RESENHA | A CARNE DE JEAN N. B. MOURA, de Luiz Otávio Oliani

09:18:17“A palavra me faz Deus/ na superfície da carne”
(Versos do poema A CARNE, de Jean N. B. Moura)

A poesia de Jean N. B. Moura, em “Excursão Incógnita”, ratifica: a boa literatura é feita de estranhamento. Os poemas deste livro deixam o leitor estático, em êxtase, sem palavras. Trata-se de uma poesia contundente, que às vezes se faz mínima; mas, ora se faz caudalosa, não no sentido do excesso, mas sim no plano da prosa poética. O autor dialoga com os seus leitores: “Quis ser um grande poeta / Isto se não fosse a exacerbada revanche com a dieta / E consumo anormal de gordura.”
“O poeta sobe na árvore / para colher frutos” e “lê na carne alheia / as coisas às avessas”. É assim que a poesia de Jean Moura retrata o olhar poético do eu frente ao mundo em que se encontra.
Ao dizer que “A palavra é um ser sem fronteiras”, ao dar vida ao elemento chave de sua criação, o poeta, além de abusar de bela metáfora-prosopopéia, sabe construir versos com feição metalingüística e não desaponta o leitor ao dizer em outro metapoema: “Minha boca saliva/ Escreve poemas.”
Tudo o que pertence à vida é matéria poética. Conhecedor de tal realidade, Jean escreve que: “O falo desmedido do tempo / come e arrebenta o ânus da alma” e que “Arredio eu contemplo a pedra de Jacó e a do poeta”. Para ele, “Dias curtíssimos pousam para mim como eternidade”. Logo, quem escreve assim sabe o que faz. Constrói versos rijos como uma casa que merece ser visitada por muitos leitores.
No que tange à estrutura do livro, o poeta passeia por vários vieses. Não se contenta apenas com os versos livres. Vai além. Relê o clássico modernista em alusão ao poema piada e escreve “Oswaldiano”. Bebe do Concretismo em “Suicídio concreto”. Cria imagens altamente metafóricas, muitas vezes construídas com base na associação do concreto e do abstrato como se vê em: “As cruzes serão poucas para arcar com um epitáfio / pois um espírito criminoso queimará sozinho.”, isso sem nomear outros recursos comuns ao autor.
Se “poetas mastigam árvores” e se “sonho apenas, e sou vítima do seqüestro do verso”, nada mais há de ser dito sobre a poesia de Jean N.B.Moura, rica de estranhamento. Basta apenas lê-la, sorvendo-a como vinho fino.

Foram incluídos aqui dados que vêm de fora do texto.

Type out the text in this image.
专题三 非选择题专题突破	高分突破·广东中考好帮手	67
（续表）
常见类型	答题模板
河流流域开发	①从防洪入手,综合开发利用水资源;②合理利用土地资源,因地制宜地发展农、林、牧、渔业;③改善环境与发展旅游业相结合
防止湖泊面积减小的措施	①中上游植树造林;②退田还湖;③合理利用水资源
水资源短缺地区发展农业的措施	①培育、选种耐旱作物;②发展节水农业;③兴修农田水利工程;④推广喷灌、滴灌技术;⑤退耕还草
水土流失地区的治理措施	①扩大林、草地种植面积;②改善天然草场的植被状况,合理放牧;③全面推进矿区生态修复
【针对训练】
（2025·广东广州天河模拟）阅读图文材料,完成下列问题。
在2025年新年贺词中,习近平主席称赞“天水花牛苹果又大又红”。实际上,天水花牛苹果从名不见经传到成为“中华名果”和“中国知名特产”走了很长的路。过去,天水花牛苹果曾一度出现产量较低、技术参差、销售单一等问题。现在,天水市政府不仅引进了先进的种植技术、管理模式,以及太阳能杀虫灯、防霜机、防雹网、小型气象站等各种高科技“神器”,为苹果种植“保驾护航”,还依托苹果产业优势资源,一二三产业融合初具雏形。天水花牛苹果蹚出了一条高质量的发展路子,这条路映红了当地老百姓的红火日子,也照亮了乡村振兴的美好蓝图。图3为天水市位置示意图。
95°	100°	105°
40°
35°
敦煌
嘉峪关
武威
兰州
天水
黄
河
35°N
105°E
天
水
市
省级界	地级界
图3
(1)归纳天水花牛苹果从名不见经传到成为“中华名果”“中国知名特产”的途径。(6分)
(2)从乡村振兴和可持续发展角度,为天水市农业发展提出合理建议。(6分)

* Luiz Otávio Oliani é natural do Rio de Janeiro, graduado em Letras e Direito. Participou de diversas antologias e tem poemas publicados em jornais do País e do exterior. Com incursões no teatro e no jornalismo, frequentou oficinas e atua no movimento literário da cidade carioca desde 1990, período em que obteve mais de 50 premiações. Publicou “Fora de órbita”, Editora da Palavra, poesia, 2007, livro recomendado à leitura pelo Jornal de Letras, editoria dos acadêmicos Arnaldo Niskier e Antonio Olinto, em outubro de 2007. Em 2008, teve o poema “Teresa” musicado por Maury Santana no CD Música em Poesia, volume 1.